Dessa vez finquei pé, ficamos com a capa indígena. Voltei pra Brasília com a boneca praticamente pronta e com a missão de dar um jeito de imprimir. Nos dias seguintes, o Jaime veio pra Formosa, pra convencer minha irmã Lúcia a revisar a revista, “de grátis”. Com a primeira revista impressa, a próxima tarefa foi montar o Conselho Editorial.

Jaime fez questão de visitar, explicar o projeto e convidar pessoalmente cada conselheiro e cada conselheira (até a doença agravar, nos seus últimos meses de vida, nunca abriu mão dessa tarefa). Daqui rumamos pra Goiânia, para convidar o arqueólogo Altair Sales Barbosa, nosso primeiro conselheiro. “O mais sabido de nóis,” segundo o Jaime.

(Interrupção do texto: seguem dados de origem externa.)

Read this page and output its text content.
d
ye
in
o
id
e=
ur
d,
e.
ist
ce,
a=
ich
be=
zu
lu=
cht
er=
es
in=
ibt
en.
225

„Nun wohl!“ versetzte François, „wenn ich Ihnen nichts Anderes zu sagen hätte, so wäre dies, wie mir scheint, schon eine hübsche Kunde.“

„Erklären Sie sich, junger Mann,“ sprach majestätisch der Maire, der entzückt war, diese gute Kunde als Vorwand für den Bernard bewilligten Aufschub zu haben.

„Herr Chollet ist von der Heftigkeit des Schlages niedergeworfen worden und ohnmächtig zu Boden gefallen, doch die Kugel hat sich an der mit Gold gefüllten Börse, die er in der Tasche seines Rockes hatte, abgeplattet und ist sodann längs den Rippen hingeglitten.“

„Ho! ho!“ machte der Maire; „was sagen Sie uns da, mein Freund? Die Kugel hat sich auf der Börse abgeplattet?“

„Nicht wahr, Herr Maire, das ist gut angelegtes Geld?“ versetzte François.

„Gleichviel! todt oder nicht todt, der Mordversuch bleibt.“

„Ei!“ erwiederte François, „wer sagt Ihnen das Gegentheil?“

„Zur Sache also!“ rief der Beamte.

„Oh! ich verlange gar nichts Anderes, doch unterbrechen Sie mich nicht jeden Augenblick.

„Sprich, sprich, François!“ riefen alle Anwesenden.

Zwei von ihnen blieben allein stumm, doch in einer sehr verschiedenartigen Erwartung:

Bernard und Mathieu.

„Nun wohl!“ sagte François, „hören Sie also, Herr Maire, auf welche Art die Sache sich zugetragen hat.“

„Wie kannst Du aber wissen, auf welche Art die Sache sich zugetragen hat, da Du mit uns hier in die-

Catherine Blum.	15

Trilhamos uma linda jornada. Em 80 meses, Jaime fez questão de decidir, mensalmente, o tema da capa e, quase sempre, escrever ele mesmo. Às vezes, ligava pra falar da ótima ideia que teve, às vezes sumia e, no dia certo, lá vinha o texto pronto, impecável.

Na sexta-feira, 9 de julho, quando preparávamos a Xapuri 81, pela primeira vez em sete anos, ele me pediu para cuidar de tudo. Foi uma conversa triste, ele estava agoniado com os rumos da doença e com a tragédia que o Brasil enfrentava. Não falamos em morte, mas eu sabia que era o fim.

Hoje, cá estamos nós, sem as capas do Jaime, sem as pautas do Jaime, sem o linguajar do Jaime, sem o jaimês da Xapuri, mas na labuta, firmes na resistência. Mês sim, mês sim de novo, como você sonhava, Jaiminho, carcamos porva e, enfim, chegamos à nossa edição número 100. E, depois da Xapuri 100, como era desejo seu, a gente segue esperneando.

Fica tranquilo, camarada, que por aqui tá tudo direitim.